In 1995, he co-founded the digital design company USWeb. USWeb went public in 1998 and was valued at approximately $2.5 billion during the dot-com boom. In 1998, Forbes named Firmage one of its "Masters of the New Universe".

In late 1998, Firmage publicly stated that he had experienced an encounter with an extraterrestrial being and began promoting beliefs about alien visitation and advanced propulsion physics. Amid concerns from investors during a merger between USWeb and CKS Group, he stepped down from his leadership role.

===Later projects and legal issues===

After leaving USWeb, Firmage funded and launched several ventures focused on science media and propulsion research, including projects developed with Ann Druyan. He later pursued efforts to develop antigravity propulsion technology, claiming that his work had attracted interest from U.S. government agencies.
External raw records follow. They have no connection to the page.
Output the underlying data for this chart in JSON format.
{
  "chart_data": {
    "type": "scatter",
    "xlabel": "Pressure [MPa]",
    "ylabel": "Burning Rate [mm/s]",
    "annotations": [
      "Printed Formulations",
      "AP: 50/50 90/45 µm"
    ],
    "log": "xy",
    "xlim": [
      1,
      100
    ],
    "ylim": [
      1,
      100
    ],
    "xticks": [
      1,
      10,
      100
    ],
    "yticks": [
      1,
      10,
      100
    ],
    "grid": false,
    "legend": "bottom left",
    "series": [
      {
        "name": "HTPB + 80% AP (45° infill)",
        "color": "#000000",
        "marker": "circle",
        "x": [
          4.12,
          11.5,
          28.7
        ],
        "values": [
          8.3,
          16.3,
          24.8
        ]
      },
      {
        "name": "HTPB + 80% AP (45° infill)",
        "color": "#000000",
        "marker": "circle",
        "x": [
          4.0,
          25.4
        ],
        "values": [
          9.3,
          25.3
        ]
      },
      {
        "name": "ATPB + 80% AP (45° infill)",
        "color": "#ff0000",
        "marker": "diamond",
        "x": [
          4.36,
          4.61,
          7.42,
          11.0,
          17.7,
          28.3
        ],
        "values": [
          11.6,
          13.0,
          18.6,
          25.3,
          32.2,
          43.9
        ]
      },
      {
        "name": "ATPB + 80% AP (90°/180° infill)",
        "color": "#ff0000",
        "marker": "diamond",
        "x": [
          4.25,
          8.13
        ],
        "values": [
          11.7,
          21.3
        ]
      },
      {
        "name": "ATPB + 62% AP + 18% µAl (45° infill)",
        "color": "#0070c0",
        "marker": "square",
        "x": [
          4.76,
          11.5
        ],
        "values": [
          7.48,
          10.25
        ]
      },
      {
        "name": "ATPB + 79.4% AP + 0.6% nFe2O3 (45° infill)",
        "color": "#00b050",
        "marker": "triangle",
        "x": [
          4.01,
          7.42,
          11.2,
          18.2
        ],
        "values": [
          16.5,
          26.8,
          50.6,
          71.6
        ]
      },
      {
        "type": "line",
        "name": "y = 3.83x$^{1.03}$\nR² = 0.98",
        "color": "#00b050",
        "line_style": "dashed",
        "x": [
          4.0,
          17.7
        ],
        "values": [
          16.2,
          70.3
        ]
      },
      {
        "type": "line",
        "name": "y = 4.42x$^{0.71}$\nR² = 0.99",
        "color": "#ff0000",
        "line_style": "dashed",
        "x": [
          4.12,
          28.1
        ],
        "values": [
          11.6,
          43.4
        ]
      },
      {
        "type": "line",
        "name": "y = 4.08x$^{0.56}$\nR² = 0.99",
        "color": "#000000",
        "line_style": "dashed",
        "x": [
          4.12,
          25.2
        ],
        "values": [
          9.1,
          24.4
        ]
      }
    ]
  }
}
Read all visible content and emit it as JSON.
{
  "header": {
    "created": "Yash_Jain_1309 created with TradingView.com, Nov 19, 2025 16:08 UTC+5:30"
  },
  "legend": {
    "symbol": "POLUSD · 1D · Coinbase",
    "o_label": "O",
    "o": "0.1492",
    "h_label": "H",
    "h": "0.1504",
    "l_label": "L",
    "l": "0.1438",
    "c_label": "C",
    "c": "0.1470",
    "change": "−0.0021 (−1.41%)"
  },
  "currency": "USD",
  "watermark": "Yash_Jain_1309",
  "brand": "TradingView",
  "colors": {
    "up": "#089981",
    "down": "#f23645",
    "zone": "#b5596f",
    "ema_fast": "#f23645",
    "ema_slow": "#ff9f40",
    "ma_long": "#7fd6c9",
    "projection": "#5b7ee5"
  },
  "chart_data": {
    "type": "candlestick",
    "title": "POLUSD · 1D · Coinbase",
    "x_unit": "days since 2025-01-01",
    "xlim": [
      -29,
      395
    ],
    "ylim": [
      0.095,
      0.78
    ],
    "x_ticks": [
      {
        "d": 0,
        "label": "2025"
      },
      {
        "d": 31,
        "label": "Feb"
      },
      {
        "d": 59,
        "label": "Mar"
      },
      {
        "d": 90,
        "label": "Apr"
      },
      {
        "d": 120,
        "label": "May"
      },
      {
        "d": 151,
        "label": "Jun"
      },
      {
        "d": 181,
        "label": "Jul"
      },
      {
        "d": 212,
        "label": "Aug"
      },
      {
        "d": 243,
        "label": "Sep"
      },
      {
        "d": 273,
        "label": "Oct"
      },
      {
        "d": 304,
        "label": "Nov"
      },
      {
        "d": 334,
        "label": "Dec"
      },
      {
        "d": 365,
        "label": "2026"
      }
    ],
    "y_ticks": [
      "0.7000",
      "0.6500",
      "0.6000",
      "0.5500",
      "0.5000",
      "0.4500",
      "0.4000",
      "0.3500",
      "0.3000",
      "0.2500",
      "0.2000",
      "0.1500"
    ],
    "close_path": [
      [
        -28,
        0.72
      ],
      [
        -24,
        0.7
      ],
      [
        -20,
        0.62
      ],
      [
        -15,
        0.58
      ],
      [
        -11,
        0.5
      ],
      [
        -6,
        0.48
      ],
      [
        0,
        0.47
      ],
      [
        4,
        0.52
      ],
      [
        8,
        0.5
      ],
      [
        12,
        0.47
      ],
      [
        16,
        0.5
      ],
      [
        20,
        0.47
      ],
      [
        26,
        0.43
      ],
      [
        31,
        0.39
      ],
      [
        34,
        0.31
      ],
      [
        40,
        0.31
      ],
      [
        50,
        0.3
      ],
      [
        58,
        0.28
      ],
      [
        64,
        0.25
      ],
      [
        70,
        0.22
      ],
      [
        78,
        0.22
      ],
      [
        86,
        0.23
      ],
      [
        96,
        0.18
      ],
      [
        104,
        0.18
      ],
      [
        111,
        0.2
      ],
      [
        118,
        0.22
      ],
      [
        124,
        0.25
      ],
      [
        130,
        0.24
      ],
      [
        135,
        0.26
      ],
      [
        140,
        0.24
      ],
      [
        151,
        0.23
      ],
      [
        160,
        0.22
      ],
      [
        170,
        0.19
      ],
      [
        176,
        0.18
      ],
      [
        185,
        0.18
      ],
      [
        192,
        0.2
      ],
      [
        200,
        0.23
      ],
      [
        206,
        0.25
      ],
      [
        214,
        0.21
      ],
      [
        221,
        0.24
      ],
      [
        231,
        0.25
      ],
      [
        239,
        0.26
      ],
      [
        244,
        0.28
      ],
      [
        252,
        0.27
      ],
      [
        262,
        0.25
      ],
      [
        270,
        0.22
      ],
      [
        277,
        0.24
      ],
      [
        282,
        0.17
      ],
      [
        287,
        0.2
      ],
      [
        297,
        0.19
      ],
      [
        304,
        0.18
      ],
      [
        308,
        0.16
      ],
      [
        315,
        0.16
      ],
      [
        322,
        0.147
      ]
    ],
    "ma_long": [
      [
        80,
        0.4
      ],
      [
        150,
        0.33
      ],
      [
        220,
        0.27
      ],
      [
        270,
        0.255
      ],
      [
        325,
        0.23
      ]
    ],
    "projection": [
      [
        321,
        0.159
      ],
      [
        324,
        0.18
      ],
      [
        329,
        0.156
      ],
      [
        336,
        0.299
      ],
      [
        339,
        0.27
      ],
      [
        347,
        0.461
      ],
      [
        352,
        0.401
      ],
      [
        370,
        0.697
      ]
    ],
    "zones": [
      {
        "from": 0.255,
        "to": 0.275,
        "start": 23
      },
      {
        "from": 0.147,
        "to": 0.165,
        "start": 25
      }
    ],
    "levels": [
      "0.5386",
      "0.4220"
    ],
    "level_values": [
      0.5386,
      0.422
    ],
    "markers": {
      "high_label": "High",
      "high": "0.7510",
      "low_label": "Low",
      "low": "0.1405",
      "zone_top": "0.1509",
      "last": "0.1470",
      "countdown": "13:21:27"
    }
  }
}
Beginning in the 2010s and early 2020s, investors filed lawsuits alleging that Firmage had raised millions of dollars based on false representations about government contracts and technological breakthroughs. A federal civil suit filed in 2023 alleged that he and his associates were responsible for approximately $25 million in investor losses in a Ponzi scheme.

In 2023, Utah authorities charged Firmage with financially exploiting and abusing a vulnerable adult in connection with allegations that he took control of an elderly woman's finances and failed to pay her living expenses.

==Personal life==

Firmage was raised in Salt Lake City in a Mormon family. He left the Church of Jesus Christ of Latter-day Saints as a teenager.